Within a week of the Mid-Ohio DPi meeting, my phone started lighting up with calls about the Ford factory drivers being alerted to the program’s conclusion and their immediate efforts to seek new homes. That was followed by an immediate request for them to hold off on the employment search, as a new glimmer of hope to stay with the team appeared. A week or so later, the hold was rescinded and the upcoming end to the GT program was confirmed.
On the WEC side, in a matter of days after BMW confirmed its M8 GTEs will fall silent after Le Mans, the series has lost four GTE-Pro cars from the 2019-2020 ‘super season.’ Aston Martin, Ferrari, and Porsche will race among the depleted numbers in the absence of BMW and Ford.
In North America, BMW is expected to stay, which is huge for IMSA. Added to Corvette’s ongoing presence, plus Porsche’s anticipated return, it should have six full-time cars to keep GTLM in a viable state.

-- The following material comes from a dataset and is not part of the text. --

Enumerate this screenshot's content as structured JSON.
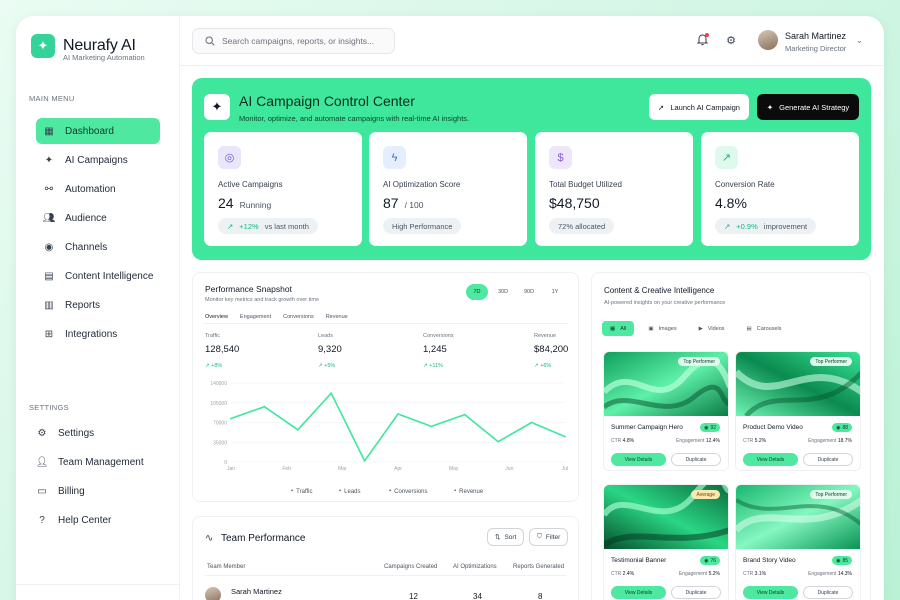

What’s harder to ignore is in the span of a week, IMSA and WEC have gone from having three shared manufacturers in their factory GT racing categories to just one with Porsche.
It tells me that the ACO and WEC need to get their act together and either commit to Hypercar or, as RACER recently revealed, possibly scrap Hypercar in favor of DPi 2.0 and give manufacturers like Ford something to build around in the coming years.
Knowing how DPi 2.0 could serve two sports car championships, upcoming decisions on hybrid power could dictate more than just Ford’s interest to stay and play.
LMP1 is on life support. DPi is thriving, to a degree. GTE-Pro/GTLM is on shaky ground. LMP2 is booming across the Atlantic and dying in the U.S. GT3/GTD isn’t allowed in the WEC, but comprises IMSA’s most populated class. BMW’s done in WEC in a few weeks, Ford’s done altogether in October. Hypercar feels about as real as Bigfoot riding a unicorn. And, if all I’ve learned is accurate, the ACO might uncouple itself from the WEC and realign directly with IMSA.
Welcome to the state of endurance racing in 2019. It’s a confusing mess which, in the case of BMW and Ford, has delivered its first big casualties.